Study aims to gain understanding of protein disulfide isomerase enzymes as intervention strategy against PRRS and swine influenza.

Kansas State University announced that it has received a $475,000 grant to help determine methods to control two of the most important viral agents in pigs: porcine reproductive and respiratory syndrome (PRRS) virus and swine influenza A virus (SIAV).

Yunjeong Kim, associate professor of diagnostic medicine and pathobiology in the Kansas State College of Veterinary Medicine, is the principal investigator on the grant from the U.S. Department of Agriculture's National Institute of Food & Agriculture.

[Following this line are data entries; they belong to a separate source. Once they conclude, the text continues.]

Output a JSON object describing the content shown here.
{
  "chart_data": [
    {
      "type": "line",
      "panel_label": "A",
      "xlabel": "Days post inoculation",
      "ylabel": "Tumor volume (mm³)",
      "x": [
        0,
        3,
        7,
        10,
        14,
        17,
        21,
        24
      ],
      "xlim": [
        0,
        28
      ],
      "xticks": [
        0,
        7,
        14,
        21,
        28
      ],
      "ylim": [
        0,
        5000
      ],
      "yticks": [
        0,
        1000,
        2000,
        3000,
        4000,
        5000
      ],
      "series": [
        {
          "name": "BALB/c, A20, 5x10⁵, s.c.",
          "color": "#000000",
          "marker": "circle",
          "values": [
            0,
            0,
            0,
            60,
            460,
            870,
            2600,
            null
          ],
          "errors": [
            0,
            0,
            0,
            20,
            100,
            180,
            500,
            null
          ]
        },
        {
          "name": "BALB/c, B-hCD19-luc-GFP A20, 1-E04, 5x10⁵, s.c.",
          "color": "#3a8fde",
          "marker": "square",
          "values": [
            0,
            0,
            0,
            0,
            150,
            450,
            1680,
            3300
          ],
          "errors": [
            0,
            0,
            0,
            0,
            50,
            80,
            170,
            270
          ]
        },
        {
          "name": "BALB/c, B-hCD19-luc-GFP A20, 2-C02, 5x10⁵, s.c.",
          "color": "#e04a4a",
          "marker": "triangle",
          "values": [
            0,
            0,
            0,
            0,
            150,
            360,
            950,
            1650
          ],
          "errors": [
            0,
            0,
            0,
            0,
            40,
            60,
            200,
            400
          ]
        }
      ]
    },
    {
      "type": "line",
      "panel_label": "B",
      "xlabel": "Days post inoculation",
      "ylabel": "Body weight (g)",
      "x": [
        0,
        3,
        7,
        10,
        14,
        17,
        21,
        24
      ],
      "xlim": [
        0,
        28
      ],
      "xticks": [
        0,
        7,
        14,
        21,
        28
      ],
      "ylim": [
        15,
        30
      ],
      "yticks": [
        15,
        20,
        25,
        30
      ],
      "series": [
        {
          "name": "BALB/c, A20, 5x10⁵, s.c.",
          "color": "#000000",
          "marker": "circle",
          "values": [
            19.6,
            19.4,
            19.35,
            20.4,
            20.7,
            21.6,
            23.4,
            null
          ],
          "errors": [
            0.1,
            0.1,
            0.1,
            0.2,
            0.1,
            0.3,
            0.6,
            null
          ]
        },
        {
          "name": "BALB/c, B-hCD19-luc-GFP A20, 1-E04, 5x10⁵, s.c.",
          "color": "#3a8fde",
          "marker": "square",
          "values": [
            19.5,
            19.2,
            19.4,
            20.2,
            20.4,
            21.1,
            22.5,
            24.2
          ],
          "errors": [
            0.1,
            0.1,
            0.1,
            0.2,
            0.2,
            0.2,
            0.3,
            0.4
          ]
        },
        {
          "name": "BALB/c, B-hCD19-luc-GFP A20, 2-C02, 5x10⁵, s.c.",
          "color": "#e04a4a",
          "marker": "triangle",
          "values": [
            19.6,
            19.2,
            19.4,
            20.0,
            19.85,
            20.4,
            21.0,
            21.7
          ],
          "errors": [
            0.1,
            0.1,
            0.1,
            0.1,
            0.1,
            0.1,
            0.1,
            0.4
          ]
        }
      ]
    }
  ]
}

Kansas State said the project will focus on gaining a better understanding of protein disulfide isomerases enzymes as a potential target for developing intervention strategies against PRRS or SIAV.

"SIAV and PRRS are two of the most important viral agents in pigs," Kim said. "Controlling these viruses is crucial for the swine production industry and sustained food supply, as well as for mitigating risks of potential pandemic influenza outbreaks in humans."

Kim said there is an unmet need for safe and effective prevention and control measures.

"Identification and manipulation of host factors critical for virus infection may provide the foundation for devising novel intervention strategies," Kim said. "Our group recently found that protein disulfide isomerases, which are involved in proper protein folding, play a key role for the replication of SIAV and PRRS in cells, by conducting experiments, including gene knockdown or CRISPR-based gene editing technologies in cells."

The grant is titled "Investigation of Genetic Factors for Swine Influenza A Virus & Porcine Reproductive & Respiratory Syndrome Virus."